Closed Off

He used to tell me everything, I mean everything. But now nothing, nothing on his mental or emotional state. I feel isolated now, so, so alone, no where to go. I have been closed off from my husband, the love of my life. I am no longer the love of his life though, it seems. It all began the first of this year, when he met his so called friend. I did not know of her existence tell March, when I saw an unfamiliar female name in his phone while I was fixing it. I asked him, and he mumbled that he had told me of this so called friend a while back, but he never did. Soon he began treating me terribly, throwing my already shaky mental state to the ground. My shattered heart would soon join. The threats began, not physical, but I was told to get a job, or he would leave...but he used to have no problem with me being a stay at home mom to our two young children.

One day he left his phone out, the texts pulled up and I soon see they are to HER. I quickly scroll through, reading their conversations. He tells her he has feelings for her, he wants to hug and kiss her, they should go dancing at a night club, and what ever happens, it happens. He says how much he misses her, and how he could stay all night and talk to her, because he is relaxed with her. My heart breaks, and I am left with nothing left as my chest tightens. I put the phone up, and do not mention what I have found.

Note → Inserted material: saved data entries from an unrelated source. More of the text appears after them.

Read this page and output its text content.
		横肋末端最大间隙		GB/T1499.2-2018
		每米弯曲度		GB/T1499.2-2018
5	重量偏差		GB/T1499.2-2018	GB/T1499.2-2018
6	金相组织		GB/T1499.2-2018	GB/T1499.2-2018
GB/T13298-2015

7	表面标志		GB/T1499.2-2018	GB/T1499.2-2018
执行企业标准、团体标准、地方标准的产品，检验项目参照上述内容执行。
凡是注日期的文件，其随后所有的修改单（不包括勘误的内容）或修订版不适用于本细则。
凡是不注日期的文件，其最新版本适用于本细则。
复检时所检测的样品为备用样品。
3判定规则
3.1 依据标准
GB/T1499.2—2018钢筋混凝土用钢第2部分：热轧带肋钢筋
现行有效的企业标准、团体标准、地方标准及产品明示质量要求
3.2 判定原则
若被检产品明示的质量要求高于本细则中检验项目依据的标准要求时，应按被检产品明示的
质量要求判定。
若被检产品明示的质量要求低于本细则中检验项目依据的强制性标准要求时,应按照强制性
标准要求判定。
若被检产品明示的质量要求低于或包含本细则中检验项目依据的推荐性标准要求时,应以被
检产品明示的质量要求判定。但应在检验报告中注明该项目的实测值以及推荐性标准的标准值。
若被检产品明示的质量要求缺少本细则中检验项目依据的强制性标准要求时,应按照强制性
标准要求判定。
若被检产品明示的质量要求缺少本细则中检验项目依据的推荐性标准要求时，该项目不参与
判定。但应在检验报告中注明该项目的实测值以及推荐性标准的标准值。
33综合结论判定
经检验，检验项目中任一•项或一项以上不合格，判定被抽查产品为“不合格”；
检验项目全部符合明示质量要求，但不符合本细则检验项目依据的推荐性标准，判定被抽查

Two nights later I send him a loving email telling him I want to fix our marriage, and my still strong feelings of love for him. He replies with the same. I mention that I am not comfortable with him talking with her, and spending time with her. He flips out. The next day he deletes her from his phone and facebook (I blocked her, he does not know). I know they still meet up sometimes at the gas station he goes to before work.

Since all this he has completely closed me off. It must be all my fault. I should have kept my mouth shut. But I did not want to loose my husband. I brought up that he no longer tells me what is wrong, and his reply is simply he wont and never will. Sex is no more, he has even told me he no longer craves or desires it with me. I still do. Even though he is still here physically, I have lost him. I have no one to talk to now. I feel as if I am falling back into a dark place, the place where knives where my friend, and the pain they brought me was my connection to life. I am no longer important in his life, I reach out for him, but he doesn't reach back. Everyone I have tried to talk too says this is all my fault...maybe it is.
Alon3inmymind Alon3inmymind
22-25
1 Response May 21, 2012

no, its not your fault, you may think it is but it isn't, it's his fault. you're not the one who's cheating, he is.